Symptoms of epididymitis include pain in either one or both sides of the scrotum, usually lasting three months or more. The pain in the scrotum generally interferes with the performance of daily life activities. Chronic epididymitis is usually associated with bacterial infections, obstruction of the vas deferens, abnormalities of the lower urinary tract at birth, or as an occurrence after a vasectomy, which is a surgical procedure done by cutting or binding the vas deferens. Broad-spectrum antibiotics are often given to patients with chronic epididymitis. The presence of pus or abscess in the scrotum, however, generally requires surgery to protect the testicles from further inflammation.

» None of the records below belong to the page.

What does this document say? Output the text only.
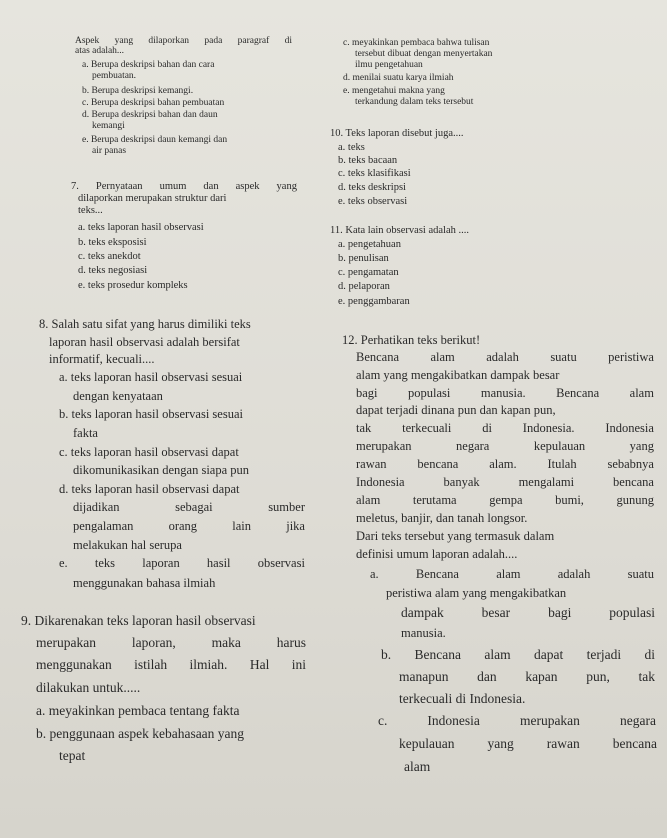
Aspek yang dilaporkan pada paragraf di
atas adalah...
a. Berupa deskripsi bahan dan cara
pembuatan.
b. Berupa deskripsi kemangi.
c. Berupa deskripsi bahan pembuatan
d. Berupa deskripsi bahan dan daun
kemangi
e. Berupa deskripsi daun kemangi dan
air panas
7. Pernyataan umum dan aspek yang
dilaporkan merupakan struktur dari
teks...
a. teks laporan hasil observasi
b. teks eksposisi
c. teks anekdot
d. teks negosiasi
e. teks prosedur kompleks
8. Salah satu sifat yang harus dimiliki teks
laporan hasil observasi adalah bersifat
informatif, kecuali....
a. teks laporan hasil observasi sesuai
dengan kenyataan
b. teks laporan hasil observasi sesuai
fakta
c. teks laporan hasil observasi dapat
dikomunikasikan dengan siapa pun
d. teks laporan hasil observasi dapat
dijadikan	sebagai	sumber
pengalaman	orang	lain	jika
melakukan hal serupa
e. teks laporan hasil observasi
menggunakan bahasa ilmiah
9. Dikarenakan teks laporan hasil observasi
merupakan	laporan,	maka	harus
menggunakan istilah ilmiah. Hal ini
dilakukan untuk.....
a. meyakinkan pembaca tentang fakta
b. penggunaan aspek kebahasaan yang
tepat
c. meyakinkan pembaca bahwa tulisan
tersebut dibuat dengan menyertakan
ilmu pengetahuan
d. menilai suatu karya ilmiah
e. mengetahui makna yang
terkandung dalam teks tersebut
10. Teks laporan disebut juga....
a. teks
b. teks bacaan
c. teks klasifikasi
d. teks deskripsi
e. teks observasi
11. Kata lain observasi adalah ....
a. pengetahuan
b. penulisan
c. pengamatan
d. pelaporan
e. penggambaran
12. Perhatikan teks berikut!
Bencana	alam	adalah	suatu	peristiwa
alam yang mengakibatkan dampak besar
bagi populasi manusia. Bencana alam
dapat terjadi dinana pun dan kapan pun,
tak terkecuali di Indonesia. Indonesia
merupakan	negara	kepulauan	yang
rawan bencana alam. Itulah sebabnya
Indonesia	banyak	mengalami	bencana
alam	terutama	gempa	bumi,	gunung
meletus, banjir, dan tanah longsor.
Dari teks tersebut yang termasuk dalam
definisi umum laporan adalah....
a.	Bencana	alam	adalah	suatu
peristiwa alam yang mengakibatkan
dampak	besar	bagi	populasi
manusia.
b. Bencana alam dapat terjadi di
manapun dan kapan pun, tak
terkecuali di Indonesia.
c.	Indonesia	merupakan	negara
kepulauan yang rawan bencana
alam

Medical doctors who specialize in the field of urology are commonly responsible for the diagnosis, treatment and management of disorders affecting the male reproductive system. These healthcare professionals also typically perform epididymectomy surgeries to relieve the symptoms of pain presented by patients with chronic epididymitis and other associated conditions. This surgery is often a last recourse after many conservative treatments, such as the use of antibiotics and analgesics, have been attempted.
There are many variations in technique, and the one a surgeon chooses frequently depends on the patient's condition. The medical procedure is generally done under local anesthesia. A transverse incision is usually made on the scrotal sac, just large enough for the urologist to see the vas deferens, testis and epididymis, and to allow the surgical removal of the epididymis and drainage of pus in the scrotum. After the procedure, patients are usually sent home with medications and general instructions on proper care.
Burning and presence of blood during urination may occur after surgery, but usually will resolve within three days. Other complications can include skin infection, chronic pain and infertility. Atrophy, or reduction in the size, of the testicles may also result if the spermatic cord is injured during the dissection process.